Why has the economy been stagnant since 2008?  Not the stock market…the real economy: real growth, higher wages, etc.  Because we never let the system clear itself of waste, excess, inefficiency and poor investment decisions.  I think a good analogy to explain this concept is to think of the economy like a balloon.  In order to inflate the balloon you take a deep breath and begin blowing into the balloon  – the balloon expands.  Eventually you run out of breath and need to pause to inhale again. When you pause, the balloon temporary stops expanding and possibly a little air might even sneak its way out if you don’t pinch the end of the balloon tight enough (oh the horror!!!).  But, by pausing and taking a deep breath, you’re refreshed and ready to inflate the balloon through the next stage of expansion.  If you never pause to take that breath, you ever so slowly run out of air in your lungs until you’re struggling to get any last bit of air you can into the balloon, all while the pace of expansion slows to virtually zero.  So, the pause is necessary in order to prep for the next stage of growth/expansion.
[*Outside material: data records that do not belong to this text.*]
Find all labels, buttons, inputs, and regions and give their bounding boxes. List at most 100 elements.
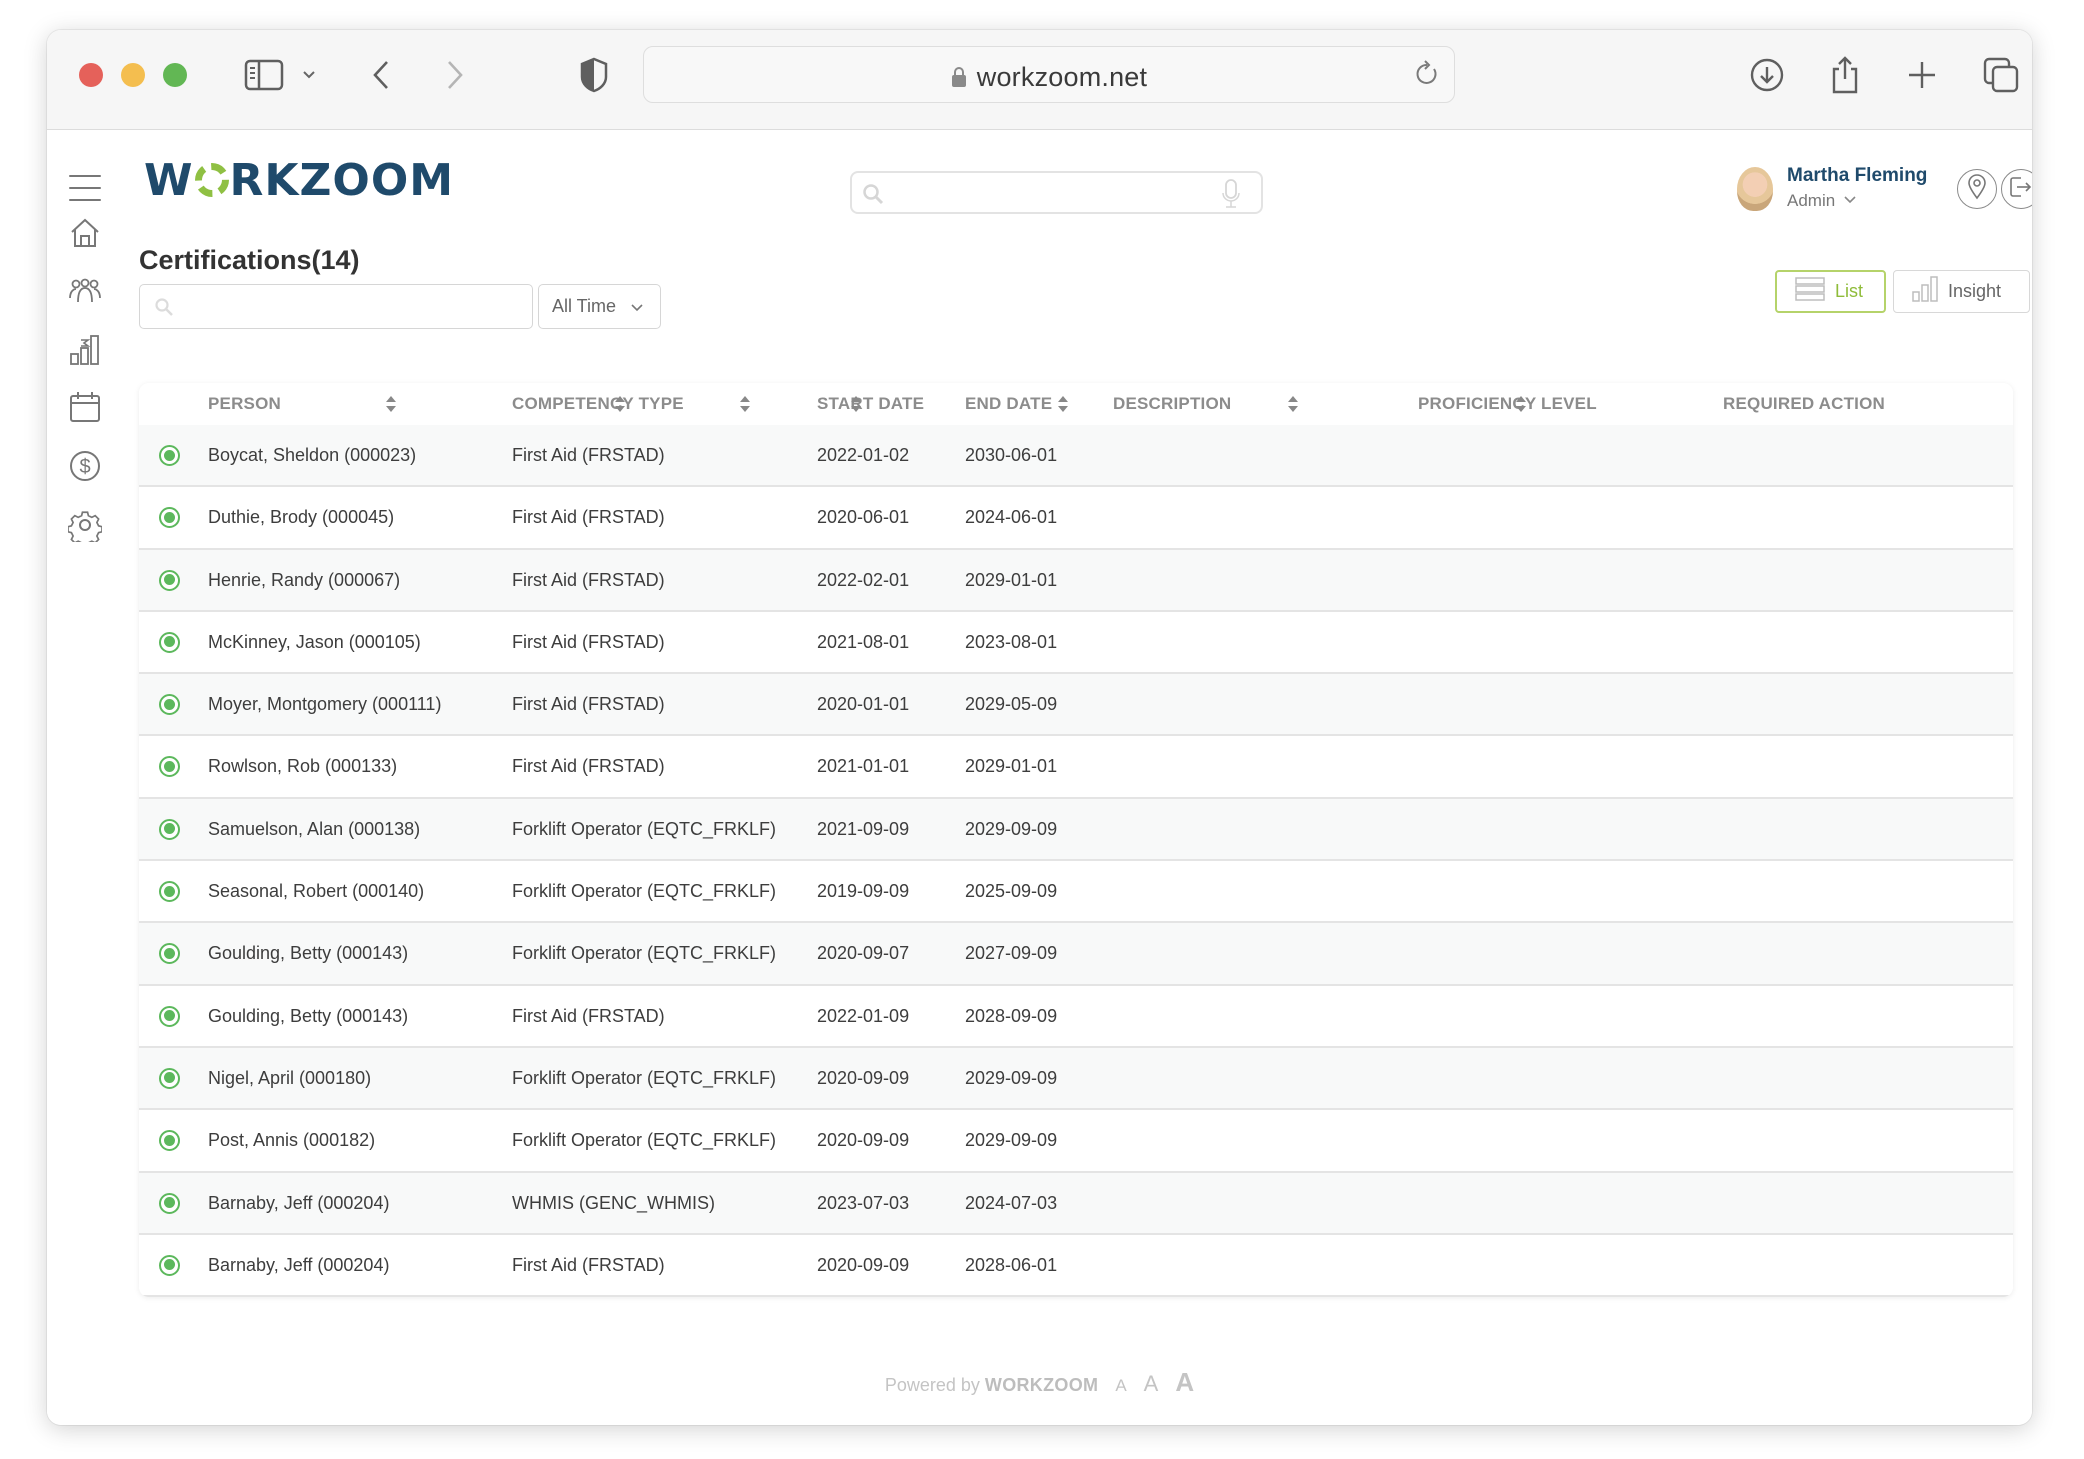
sidebar-item-payroll[interactable]: $ xyxy=(67,450,103,486)
table-row[interactable]: Seasonal, Robert (000140) Forklift Operat… xyxy=(139,861,2013,924)
table-row[interactable]: Henrie, Randy (000067) First Aid (FRSTAD)… xyxy=(139,549,2013,612)
table-row[interactable]: Nigel, April (000180) Forklift Operator (… xyxy=(139,1047,2013,1111)
cell-person[interactable]: Boycat, Sheldon (000023) xyxy=(208,425,416,485)
table-search-input[interactable] xyxy=(139,284,533,329)
cell-person[interactable]: Barnaby, Jeff (000204) xyxy=(208,1235,389,1295)
certifications-table: PERSON COMPETENCY TYPE START DATE END DATE D… xyxy=(139,383,2013,1298)
cell-competency-type: First Aid (FRSTAD) xyxy=(512,631,665,652)
list-view-button[interactable]: List xyxy=(1775,270,1886,313)
cell-competency-type: Forklift Operator (EQTC_FRKLF) xyxy=(512,881,777,902)
global-search-input[interactable] xyxy=(850,171,1263,214)
table-row[interactable]: Duthie, Brody (000045) First Aid (FRSTAD)… xyxy=(139,487,2013,550)
close-window-button[interactable] xyxy=(79,63,103,87)
table-row[interactable]: Goulding, Betty (000143) Forklift Operato… xyxy=(139,923,2013,986)
time-filter-value: All Time xyxy=(552,296,617,316)
status-indicator-icon xyxy=(159,881,180,903)
font-size-medium-button[interactable]: A xyxy=(1144,1371,1159,1396)
microphone-icon[interactable] xyxy=(1221,179,1241,214)
status-indicator-icon xyxy=(159,569,180,591)
column-header-end-date[interactable]: END DATE xyxy=(965,383,1052,425)
privacy-shield-icon[interactable] xyxy=(577,55,611,95)
share-icon[interactable] xyxy=(1827,55,1863,95)
menu-hamburger-icon[interactable] xyxy=(69,175,101,201)
forward-icon[interactable] xyxy=(443,55,467,95)
back-icon[interactable] xyxy=(369,55,393,95)
reload-icon[interactable] xyxy=(1414,60,1440,93)
sidebar-item-settings[interactable] xyxy=(67,509,103,547)
time-filter-select[interactable]: All Time xyxy=(538,284,661,329)
table-row[interactable]: Moyer, Montgomery (000111) First Aid (FRS… xyxy=(139,674,2013,737)
cell-start-date: 2020-06-01 xyxy=(817,507,910,528)
table-row[interactable]: Boycat, Sheldon (000023) First Aid (FRSTA… xyxy=(139,425,2013,488)
location-pin-button[interactable] xyxy=(1957,169,1997,209)
sidebar-item-reports[interactable] xyxy=(67,333,103,369)
location-pin-icon xyxy=(1967,173,1987,205)
table-row[interactable]: Post, Annis (000182) Forklift Operator (E… xyxy=(139,1110,2013,1173)
column-header-required-action[interactable]: REQUIRED ACTION xyxy=(1723,383,1885,425)
column-header-proficiency-level[interactable]: PROFICIENCY LEVEL xyxy=(1418,383,1597,425)
font-size-small-button[interactable]: A xyxy=(1115,1376,1126,1395)
table-row[interactable]: Samuelson, Alan (000138) Forklift Operato… xyxy=(139,798,2013,862)
cell-end-date: 2029-01-01 xyxy=(965,756,1058,777)
tab-overview-icon[interactable] xyxy=(1981,55,2021,95)
cell-person[interactable]: Seasonal, Robert (000140) xyxy=(208,861,424,921)
sidebar-toggle-icon[interactable] xyxy=(243,55,285,95)
cell-competency-type: First Aid (FRSTAD) xyxy=(512,445,665,465)
cell-person[interactable]: Goulding, Betty (000143) xyxy=(208,986,408,1046)
cell-start-date: 2019-09-09 xyxy=(817,881,910,902)
table-row[interactable]: McKinney, Jason (000105) First Aid (FRSTA… xyxy=(139,611,2013,675)
cell-person[interactable]: Henrie, Randy (000067) xyxy=(208,550,400,610)
logout-button[interactable] xyxy=(2001,169,2032,209)
address-bar[interactable]: workzoom.net xyxy=(643,46,1455,103)
column-header-competency-type[interactable]: COMPETENCY TYPE xyxy=(512,383,684,425)
cell-person[interactable]: Goulding, Betty (000143) xyxy=(208,923,408,983)
column-header-person[interactable]: PERSON xyxy=(208,383,281,425)
minimize-window-button[interactable] xyxy=(121,63,145,87)
cell-person[interactable]: Nigel, April (000180) xyxy=(208,1048,371,1108)
sort-icon[interactable] xyxy=(739,395,751,413)
powered-by-text: Powered by xyxy=(884,1375,980,1395)
sidebar-item-home[interactable] xyxy=(67,217,103,253)
zoom-window-button[interactable] xyxy=(163,63,187,87)
workzoom-logo[interactable]: W RKZOOM xyxy=(144,155,454,206)
table-body: Boycat, Sheldon (000023) First Aid (FRSTA… xyxy=(139,425,2013,1298)
cell-competency-type: Forklift Operator (EQTC_FRKLF) xyxy=(512,1130,777,1151)
column-header-description[interactable]: DESCRIPTION xyxy=(1113,383,1231,425)
sidebar-item-calendar[interactable] xyxy=(67,391,103,427)
sort-icon[interactable] xyxy=(1057,395,1069,413)
chevron-down-icon[interactable] xyxy=(299,55,319,95)
avatar[interactable] xyxy=(1737,167,1773,211)
cell-start-date: 2020-09-09 xyxy=(817,1254,910,1275)
font-size-large-button[interactable]: A xyxy=(1175,1367,1194,1397)
cell-person[interactable]: McKinney, Jason (000105) xyxy=(208,612,421,672)
table-row[interactable]: Goulding, Betty (000143) First Aid (FRSTA… xyxy=(139,985,2013,1048)
status-indicator-icon xyxy=(159,1130,180,1152)
download-icon[interactable] xyxy=(1747,55,1787,95)
table-row[interactable]: Barnaby, Jeff (000204) First Aid (FRSTAD)… xyxy=(139,1234,2013,1298)
cell-competency-type: Forklift Operator (EQTC_FRKLF) xyxy=(512,1067,777,1088)
logo-text-end: RKZOOM xyxy=(229,155,455,206)
cell-person[interactable]: Rowlson, Rob (000133) xyxy=(208,736,397,796)
sort-icon[interactable] xyxy=(614,395,626,413)
column-header-start-date[interactable]: START DATE xyxy=(817,383,924,425)
sidebar-item-people[interactable] xyxy=(67,275,103,311)
reports-icon xyxy=(69,332,101,371)
sort-icon[interactable] xyxy=(1515,395,1527,413)
user-role-dropdown[interactable]: Admin xyxy=(1787,189,1857,211)
sort-icon[interactable] xyxy=(385,395,397,413)
cell-person[interactable]: Samuelson, Alan (000138) xyxy=(208,799,420,859)
sort-icon[interactable] xyxy=(1287,395,1299,413)
cell-person[interactable]: Barnaby, Jeff (000204) xyxy=(208,1173,389,1233)
table-row[interactable]: Barnaby, Jeff (000204) WHMIS (GENC_WHMIS)… xyxy=(139,1172,2013,1235)
table-row[interactable]: Rowlson, Rob (000133) First Aid (FRSTAD) 2… xyxy=(139,736,2013,799)
cell-person[interactable]: Post, Annis (000182) xyxy=(208,1110,375,1170)
cell-competency-type: First Aid (FRSTAD) xyxy=(512,756,665,777)
logo-aperture-icon xyxy=(194,163,229,197)
cell-person[interactable]: Duthie, Brody (000045) xyxy=(208,487,394,547)
sort-icon[interactable] xyxy=(850,395,862,413)
cell-end-date: 2028-09-09 xyxy=(965,1005,1058,1026)
new-tab-icon[interactable] xyxy=(1905,55,1939,95)
cell-person[interactable]: Moyer, Montgomery (000111) xyxy=(208,674,441,734)
status-indicator-icon xyxy=(159,943,180,965)
insight-view-button[interactable]: Insight xyxy=(1893,270,2030,313)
Somewhere along the line, most likely following the 1987 stock market crash known as Black Monday, an economic recession became the worst thing imaginable in the eyes of our policy makers.  The Fed chairman at the time, Alan Greenspan, was new to the position and took it upon himself to save the day.  Everyone cheered and he decided it would be his job to never let the economy slow down again.  Bernanke then followed suit in the 2000’s after taking the reins and continued the viewpoint that the Fed can use monetary policy to distort steer the economy so we’re always on a smooth trajectory upwards.  “We’ll lower interest rates, ease monetary conditions, increase the money supply… no problem,” so the thought process goes.  Well there is a problem with that: human nature.  In theory, a smooth, constant gradual increase sounds great but in reality the economic system is highly complex and does not move/react in a linear fashion.  And as the Fed has tried to continually support the economy over the last 30 years, they’ve created ever-growing distortions which then require even more extreme monetary policy the next time around (even lower interest rates, larger QE programs, etc.) to prevent the next slowdown.  The main issue is that we never let the system clean itself out of all of the malinvestment made during the prior boom, and believe me, there are always poor decisions as late-comers try to cash-in on a boom.  If you don’t let the natural cleansing process occur, the economy is stuck with excess that drags on future growth.  The harder it is to generate growth, the more the Fed feels they need to ease monetary conditions, which only exacerbates the problems because you make it easier for the companies that have made poor decisions to stay in business which eventually creates a zombie like system of bad loans and inefficient companies just hanging on to service debt payments (this is what is occurring in the energy space right now and it’s the reason production has not fallen despite oil falling from $100/barrel to $30).  It’s a terrible feedback loop that we’ve been stuck in for far too long now.  What it inevitably creates is a system where investors are starved for real growth so they’re willing to pay enormous multiples for anything posting any sort of growth, despite operating at a loss (think back to the tech boom of the late 90’s).  Rest assured dear clients, we do not participate in this kind of craziness.